De grote vis dacht hier een paar dagen over na en besloot toen om zijn
thuis te verlaten en een betere plek te zoeken. “Mijn vriend heeft
gelijk”, zei hij tot zichzelf, “niemand weet hoe beu ik deze kleine
vissen hier ben! Als de vloed komt moet ze mij meenemen naar de grote
rivier.”
Nadat het enkele dagen veel en hard geregend had, kwam er een grote
vloedgolf. De grote vis legde zich op de golf en liet zich zo de rivier
in dragen.

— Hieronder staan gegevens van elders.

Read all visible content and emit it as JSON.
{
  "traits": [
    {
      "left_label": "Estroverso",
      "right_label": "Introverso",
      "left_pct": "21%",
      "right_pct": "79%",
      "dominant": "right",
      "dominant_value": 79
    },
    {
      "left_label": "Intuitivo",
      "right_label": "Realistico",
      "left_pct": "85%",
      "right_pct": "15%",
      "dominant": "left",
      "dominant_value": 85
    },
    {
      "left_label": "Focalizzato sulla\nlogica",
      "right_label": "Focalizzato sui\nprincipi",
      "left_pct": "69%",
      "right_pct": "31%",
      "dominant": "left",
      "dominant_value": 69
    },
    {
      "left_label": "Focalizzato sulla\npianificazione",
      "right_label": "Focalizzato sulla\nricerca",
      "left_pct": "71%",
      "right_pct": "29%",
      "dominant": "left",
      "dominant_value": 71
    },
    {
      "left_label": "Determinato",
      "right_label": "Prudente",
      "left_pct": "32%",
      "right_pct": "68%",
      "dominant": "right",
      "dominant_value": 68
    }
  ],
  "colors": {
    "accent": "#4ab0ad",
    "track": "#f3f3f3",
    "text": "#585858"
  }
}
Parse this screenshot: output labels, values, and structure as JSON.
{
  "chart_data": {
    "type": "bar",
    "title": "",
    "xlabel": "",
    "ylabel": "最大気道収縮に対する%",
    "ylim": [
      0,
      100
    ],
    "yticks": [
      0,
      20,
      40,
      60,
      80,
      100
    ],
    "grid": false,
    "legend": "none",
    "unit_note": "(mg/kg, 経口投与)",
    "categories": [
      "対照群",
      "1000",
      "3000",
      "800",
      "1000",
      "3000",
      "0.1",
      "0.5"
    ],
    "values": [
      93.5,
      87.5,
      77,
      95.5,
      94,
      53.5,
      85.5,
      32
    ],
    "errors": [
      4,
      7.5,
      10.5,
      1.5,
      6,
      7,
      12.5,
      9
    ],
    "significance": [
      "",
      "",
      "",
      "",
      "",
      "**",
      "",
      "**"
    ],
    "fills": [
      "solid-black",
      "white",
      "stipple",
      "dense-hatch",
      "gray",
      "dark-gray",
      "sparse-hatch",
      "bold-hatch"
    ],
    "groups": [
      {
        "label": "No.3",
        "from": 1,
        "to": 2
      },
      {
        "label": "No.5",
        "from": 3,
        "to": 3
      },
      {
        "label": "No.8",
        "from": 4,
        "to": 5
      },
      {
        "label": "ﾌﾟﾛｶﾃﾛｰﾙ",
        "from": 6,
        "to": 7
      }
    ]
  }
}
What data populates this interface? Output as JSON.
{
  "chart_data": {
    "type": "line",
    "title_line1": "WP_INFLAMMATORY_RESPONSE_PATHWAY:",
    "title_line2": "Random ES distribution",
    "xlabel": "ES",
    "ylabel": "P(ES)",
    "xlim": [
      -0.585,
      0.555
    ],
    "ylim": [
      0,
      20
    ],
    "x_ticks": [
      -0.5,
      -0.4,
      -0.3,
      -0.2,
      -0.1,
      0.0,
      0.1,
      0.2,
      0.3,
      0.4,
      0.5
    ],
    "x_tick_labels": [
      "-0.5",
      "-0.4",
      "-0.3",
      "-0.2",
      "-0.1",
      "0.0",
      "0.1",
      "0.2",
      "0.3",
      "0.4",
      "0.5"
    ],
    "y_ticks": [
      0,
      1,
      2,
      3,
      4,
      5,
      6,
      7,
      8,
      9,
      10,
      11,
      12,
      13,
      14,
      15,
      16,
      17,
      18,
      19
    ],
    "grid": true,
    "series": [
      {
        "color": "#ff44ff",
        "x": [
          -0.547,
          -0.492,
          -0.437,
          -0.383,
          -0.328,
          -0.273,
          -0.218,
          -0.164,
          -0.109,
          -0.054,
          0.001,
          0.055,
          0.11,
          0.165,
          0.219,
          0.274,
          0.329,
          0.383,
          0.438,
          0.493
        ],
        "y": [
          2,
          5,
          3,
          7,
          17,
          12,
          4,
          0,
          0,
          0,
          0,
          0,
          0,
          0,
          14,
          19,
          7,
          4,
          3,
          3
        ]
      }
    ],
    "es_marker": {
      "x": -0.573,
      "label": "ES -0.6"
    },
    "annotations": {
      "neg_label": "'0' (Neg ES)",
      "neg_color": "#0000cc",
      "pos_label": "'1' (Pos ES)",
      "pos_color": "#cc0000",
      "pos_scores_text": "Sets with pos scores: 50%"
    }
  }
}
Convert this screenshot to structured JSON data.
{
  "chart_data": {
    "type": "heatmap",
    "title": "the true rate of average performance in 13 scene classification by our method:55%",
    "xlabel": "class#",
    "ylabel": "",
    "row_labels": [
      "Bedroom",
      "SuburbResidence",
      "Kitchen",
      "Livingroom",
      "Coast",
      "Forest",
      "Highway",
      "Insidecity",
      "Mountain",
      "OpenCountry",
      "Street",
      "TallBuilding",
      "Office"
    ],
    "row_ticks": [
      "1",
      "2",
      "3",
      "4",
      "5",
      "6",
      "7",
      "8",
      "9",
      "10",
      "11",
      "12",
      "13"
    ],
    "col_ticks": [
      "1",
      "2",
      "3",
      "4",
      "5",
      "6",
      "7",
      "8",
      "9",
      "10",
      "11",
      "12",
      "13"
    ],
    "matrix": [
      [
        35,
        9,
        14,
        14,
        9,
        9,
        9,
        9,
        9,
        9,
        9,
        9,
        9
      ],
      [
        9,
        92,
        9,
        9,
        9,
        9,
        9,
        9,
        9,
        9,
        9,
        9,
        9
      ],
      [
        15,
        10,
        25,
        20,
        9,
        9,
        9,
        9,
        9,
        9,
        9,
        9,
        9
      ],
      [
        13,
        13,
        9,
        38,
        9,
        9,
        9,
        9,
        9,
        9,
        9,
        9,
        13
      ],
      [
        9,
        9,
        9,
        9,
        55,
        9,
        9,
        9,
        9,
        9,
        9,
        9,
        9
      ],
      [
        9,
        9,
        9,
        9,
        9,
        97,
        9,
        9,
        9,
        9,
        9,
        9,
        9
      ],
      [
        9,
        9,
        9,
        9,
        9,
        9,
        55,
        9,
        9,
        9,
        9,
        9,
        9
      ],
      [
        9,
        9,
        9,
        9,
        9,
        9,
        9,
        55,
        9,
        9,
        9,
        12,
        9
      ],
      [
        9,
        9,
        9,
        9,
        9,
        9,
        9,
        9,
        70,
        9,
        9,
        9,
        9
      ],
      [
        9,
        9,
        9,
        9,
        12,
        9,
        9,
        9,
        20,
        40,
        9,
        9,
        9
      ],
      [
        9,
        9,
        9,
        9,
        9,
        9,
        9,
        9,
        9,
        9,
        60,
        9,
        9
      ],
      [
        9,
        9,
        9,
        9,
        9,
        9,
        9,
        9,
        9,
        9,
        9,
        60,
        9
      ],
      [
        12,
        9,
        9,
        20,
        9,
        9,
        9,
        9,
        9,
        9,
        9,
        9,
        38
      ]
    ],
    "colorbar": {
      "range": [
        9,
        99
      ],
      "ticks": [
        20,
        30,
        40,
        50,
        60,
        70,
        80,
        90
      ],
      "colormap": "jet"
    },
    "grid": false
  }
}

Hij dacht aan het goede leven dat daar op hem zou wachten. Hij
rustte even uit.
Plotseling merkte hij dat er wel vier of vijf vissen boven zijn kop
rondzwommen, die veel groter waren dan hij. Eentje van hen keek naar
beneden en zei boos:”Uit de weg, jij kleintje! Weet je dan niet dat dit
onze jachtrivier is?”
De arme vis verstopte zich snel achter enkele algen, toen er ineens een
zwarte en een witte vis met opengesperde bek op hem toeschoten. Die
hadden hem beslist opgegeten als het hem niet op het laatste moment
gelukt was, zich te verstoppen.
“Jeetje”, zei hij buiten adem, “ik hoop dat er in deze rivier niet nog
meer van dit soort vissen zijn. Hoe moet ik anders overleven als ik me de
hele dag moet verstoppen en geen tijd heb om eten te zoeken?”
Toen het nacht geworden was, kwam hij uit zijn hoekje tevoorschijn om op
zoek te gaan naar wat eten. Plotseling voelde hij veel pijn aan zijn
staart en toen hij zich omdraaide, keek hij recht in het gezicht van een
grote tijgervis. Hij wilde al afscheid nemen van het leven, want hij wist
zeker dat hij nu dood zou gaan. Maar toen voer er een boot boven hen
langs. Het water draaide daardoor zo in het rond, dat hij van de
tijgervis kon wegvluchten en zich in het zand kon verstoppen.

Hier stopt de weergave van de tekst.